In Ludanien dreht sich alles um den Spieltrieb. Daher verdient dieser auch eine intensivere Betrachtung. Es soll Erwachsene geben, die ihren kindlichen Spieltrieb verdrängen oder vielleicht sogar tatsächlich verloren haben, wie mancher behauptet. Der Mensch ist von Natur her ein homo ludens, ein spielender Mensch. Zu Spielen ist daher ein Grundbedürfnis des Menschen. Den Spieltrieb zu verdrängen ist also meiner Meinung nach ein Verleugnen der eigenen Natur und psychologisch schädlich. 
Ich gehöre bestimmt nicht zu jenen, die ihren Spieltrieb unterdrücken. Mein kindlicher Spieltrieb existiert bis heute kontinuierlich weiter. Freilich haben sich die Spielinteressen etwas verlagert, auch fehlt die Zeit, aber ich kann keinen Bruch ausmachen. Ich glaube, allgemein in meiner Generation festzustellen, dass der Spieltrieb viel eher ins Erwachsenendasein mitgenommen wird als das früher der Fall war. Ich bin sicher etwas extrem: Ich habe noch mit 18 Jahren Fußball-Weltmeisterschaften und Qualifikationen mithilfe eines komplizierten Würfelsystems ermittelt (wie?), beim "Autos-Schießen" mit meinem kleinen Sohn Daniel führe ich eine Punkte-Liste, wobei jedem Auto ein Land beigeordnet ist und 12 Rennen eine Meisterschaft darstellen... Mit meiner Lebensgefährtin Katja spiele ich beinahe täglich Karten- und Brettspiele, wir laden auch häufig Freunde zum Spielen ein. 
Spielen ist aber nicht nur Konsum. Ich erfreue mich auch am kreativen Prozess, eigene Hausregeln zu entwerfen, Spiele zu verändern und eigene Spiele zu entwickeln.
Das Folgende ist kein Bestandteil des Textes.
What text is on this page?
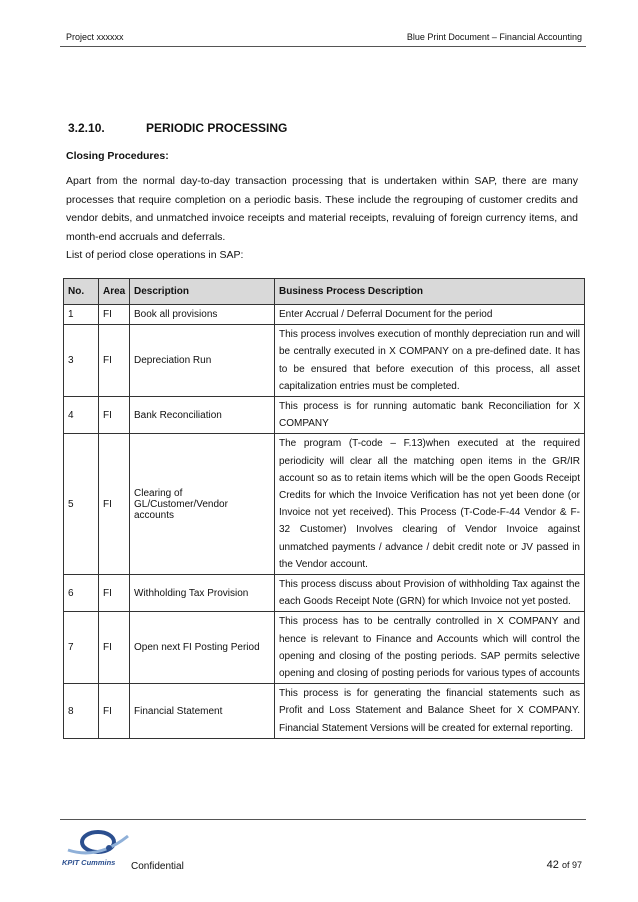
Project xxxxxx	Blue Print Document – Financial Accounting
3.2.10.	PERIODIC PROCESSING
Closing Procedures:

Apart from the normal day-to-day transaction processing that is undertaken within SAP, there are many processes that require completion on a periodic basis. These include the regrouping of customer credits and vendor debits, and unmatched invoice receipts and material receipts, revaluing of foreign currency items, and month-end accruals and deferrals.

List of period close operations in SAP:
No.	Area	Description	Business Process Description
1	FI	Book all provisions	Enter Accrual / Deferral Document for the period
3	FI	Depreciation Run	This process involves execution of monthly depreciation run and will be centrally executed in X COMPANY on a pre-defined date. It has to be ensured that before execution of this process, all asset capitalization entries must be completed.
4	FI	Bank Reconciliation	This process is for running automatic bank Reconciliation for X COMPANY
5	FI	Clearing of GL/Customer/Vendor accounts	The program (T-code – F.13)when executed at the required periodicity will clear all the matching open items in the GR/IR account so as to retain items which will be the open Goods Receipt Credits for which the Invoice Verification has not yet been done (or Invoice not yet received). This Process (T-Code-F-44 Vendor & F-32 Customer) Involves clearing of Vendor Invoice against unmatched payments / advance / debit credit note or JV passed in the Vendor account.
6	FI	Withholding Tax Provision	This process discuss about Provision of withholding Tax against the each Goods Receipt Note (GRN) for which Invoice not yet posted.
7	FI	Open next FI Posting Period	This process has to be centrally controlled in X COMPANY and hence is relevant to Finance and Accounts which will control the opening and closing of the posting periods. SAP permits selective opening and closing of posting periods for various types of accounts
8	FI	Financial Statement	This process is for generating the financial statements such as Profit and Loss Statement and Balance Sheet for X COMPANY. Financial Statement Versions will be created for external reporting.
KPIT Cummins Confidential	42 of 97
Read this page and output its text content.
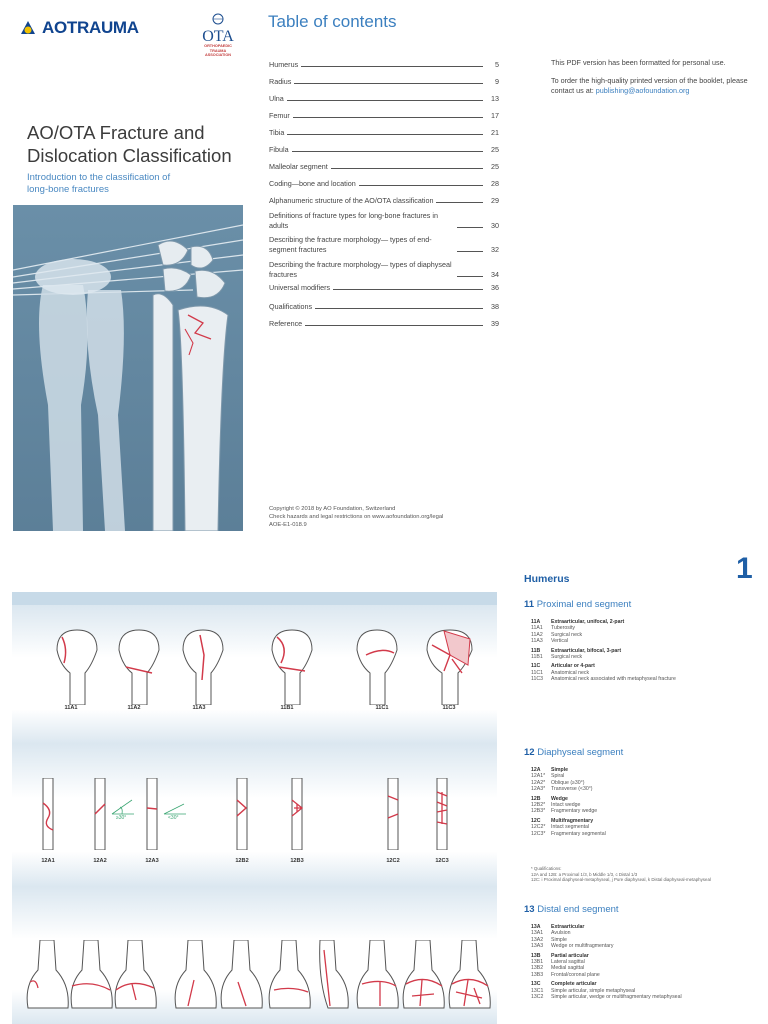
AOTRAUMA	OTA
ORTHOPAEDIC
TRAUMA
ASSOCIATION
AO/OTA Fracture and
Dislocation Classification
Introduction to the classification of
long-bone fractures
Table of contents
Humerus	5
Radius	9
Ulna	13
Femur	17
Tibia	21
Fibula	25
Malleolar segment	25
Coding—bone and location	28
Alphanumeric structure of the AO/OTA classification	29
Definitions of fracture types for long-bone fractures in adults	30
Describing the fracture morphology— types of end-segment fractures	32
Describing the fracture morphology— types of diaphyseal fractures	34
Universal modifiers	36
Qualifications	38
Reference	39

This PDF version has been formatted for personal use.

To order the high-quality printed version of the booklet, please contact us at: publishing@aofoundation.org

Copyright © 2018 by AO Foundation, Switzerland
Check hazards and legal restrictions on www.aofoundation.org/legal
AOE-E1-018.9
11A1	11A2	11A3	11B1	11C1	11C3
≥30°	<30°
12A1	12A2	12A3	12B2	12B3	12C2	12C3
Humerus	1
11 Proximal end segment
11A	Extraarticular, unifocal, 2-part
11A1	Tuberosity
11A2	Surgical neck
11A3	Vertical
11B	Extraarticular, bifocal, 3-part
11B1	Surgical neck
11C	Articular or 4-part
11C1	Anatomical neck
11C3	Anatomical neck associated with metaphyseal fracture
12 Diaphyseal segment
12A	Simple
12A1*	Spiral
12A2*	Oblique (≥30°)
12A3*	Transverse (<30°)
12B	Wedge
12B2*	Intact wedge
12B3*	Fragmentary wedge
12C	Multifragmentary
12C2*	Intact segmental
12C3*	Fragmentary segmental
* Qualifications:
12A and 12B: a Proximal 1/3, b Middle 1/3, c Distal 1/3
12C: i Proximal diaphyseal-metaphyseal, j Pure diaphyseal, k Distal diaphyseal-metaphyseal
13 Distal end segment
13A	Extraarticular
13A1	Avulsion
13A2	Simple
13A3	Wedge or multifragmentary
13B	Partial articular
13B1	Lateral sagittal
13B2	Medial sagittal
13B3	Frontal/coronal plane
13C	Complete articular
13C1	Simple articular, simple metaphyseal
13C2	Simple articular, wedge or multifragmentary metaphyseal
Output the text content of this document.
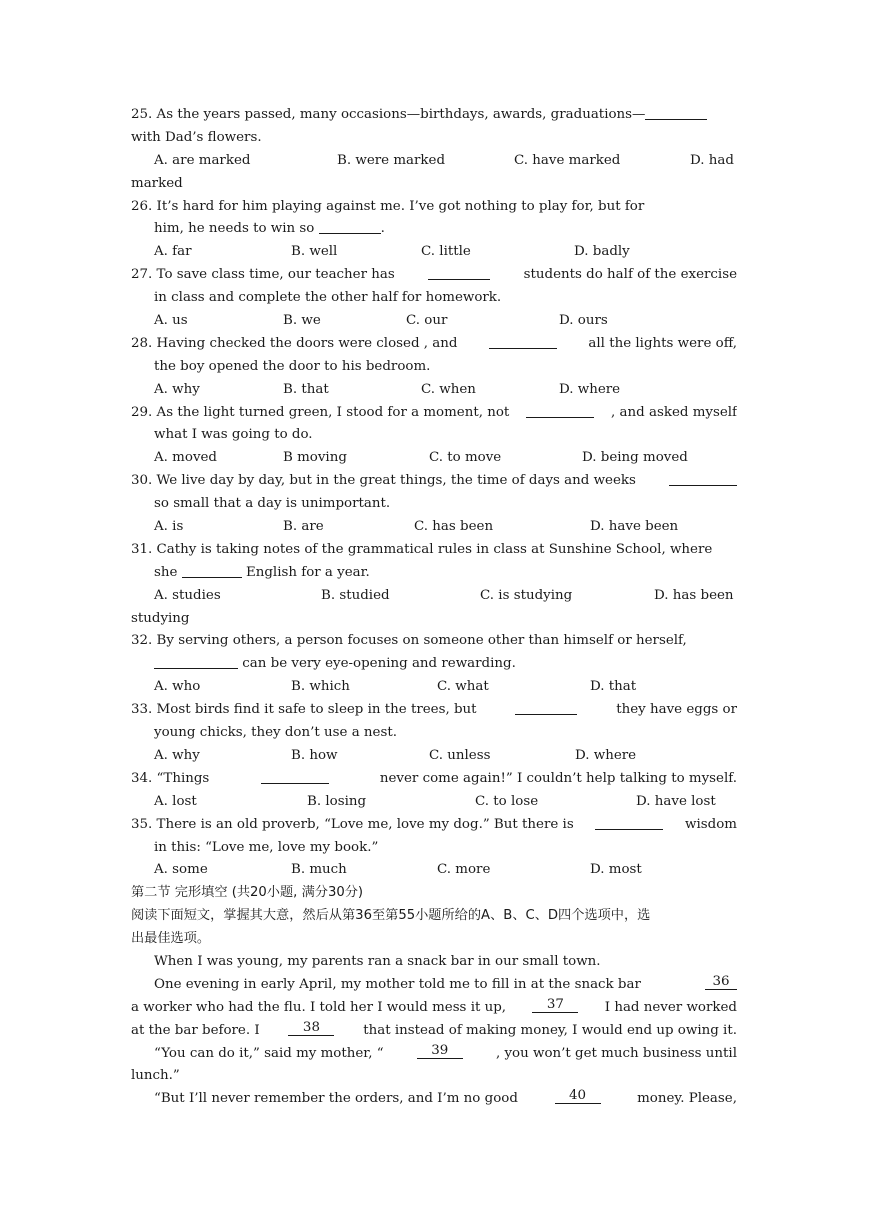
25. As the years passed, many occasions—birthdays, awards, graduations—
with Dad’s flowers.
A. are marked	B. were marked	C. have marked	D. had
marked
26. It’s hard for him playing against me. I’ve got nothing to play for, but for
him, he needs to win so
	.
A. far	B. well	C. little	D. badly
27. To save class time, our teacher has	students do half of the exercise
in class and complete the other half for homework.
A. us	B. we	C. our	D. ours
28. Having checked the doors were closed , and	all the lights were off,
the boy opened the door to his bedroom.
A. why	B. that	C. when	D. where
29. As the light turned green, I stood for a moment, not	, and asked myself
what I was going to do.
A. moved	B moving	C. to move	D. being moved
30. We live day by day, but in the great things, the time of days and weeks
so small that a day is unimportant.
A. is	B. are	C. has been	D. have been
31. Cathy is taking notes of the grammatical rules in class at Sunshine School, where
she

	English for a year.
A. studies	B. studied	C. is studying	D. has been
studying
32. By serving others, a person focuses on someone other than himself or herself,

can be very eye-opening and rewarding.
A. who	B. which	C. what	D. that
33. Most birds find it safe to sleep in the trees, but	they have eggs or
young chicks, they don’t use a nest.
A. why	B. how	C. unless	D. where
34. “Things	never come again!” I couldn’t help talking to myself.
A. lost	B. losing	C. to lose	D. have lost
35. There is an old proverb, “Love me, love my dog.” But there is	wisdom
in this: “Love me, love my book.”
A. some	B. much	C. more	D. most
第二节 完形填空 (共20小题, 满分30分)
阅读下面短文，掌握其大意，然后从第36至第55小题所给的A、B、C、D四个选项中，选
出最佳选项。
When I was young, my parents ran a snack bar in our small town.
One evening in early April, my mother told me to fill in at the snack bar	36
a worker who had the flu. I told her I would mess it up,	37	I had never worked
at the bar before. I	38	that instead of making money, I would end up owing it.
“You can do it,” said my mother, “	39	, you won’t get much business until
lunch.”
“But I’ll never remember the orders, and I’m no good	40	money. Please,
Ich habe schon für mehr als ein Computerspiel Szenarien und "Mods" (Modifikationen) entworfen, hier präsentiere ich nur meine Arbeiten zu Sid Meier's Civilization III. Ich habe auch schon versucht, eigene Brettspiele zu entwerfen, das ist jedoch sehr kompliziert und die meisten Ansätze waren erfolglos. Ein Spiel mit Namen "Teotlatolli - Der Rat der Götter" habe ich entwickelt und versucht, einen Verlag zu finden, leider erfolglos. Daher habe ich mich dazu entschlossen, das Spiel gratis hier zur Verfügung zu stellen. Alles, was man tun muss, um es zu bekommen, ist sich hier zu registrieren. Momentan bastle ich gerade am Konzept eines Spiels, in dem ein Vandalenstamm Roma ausplündert, Katja designt fleißig ein Spiel über Tutenchamun.
Auch das Basteln dieser Homepage ist meiner Meinung nach als Spiel zu bewerten, ebenso wie viele andere Hobbies, z.B. Sammeln von Dingen (dem bin ich jedoch abhold) oder auch Sport. 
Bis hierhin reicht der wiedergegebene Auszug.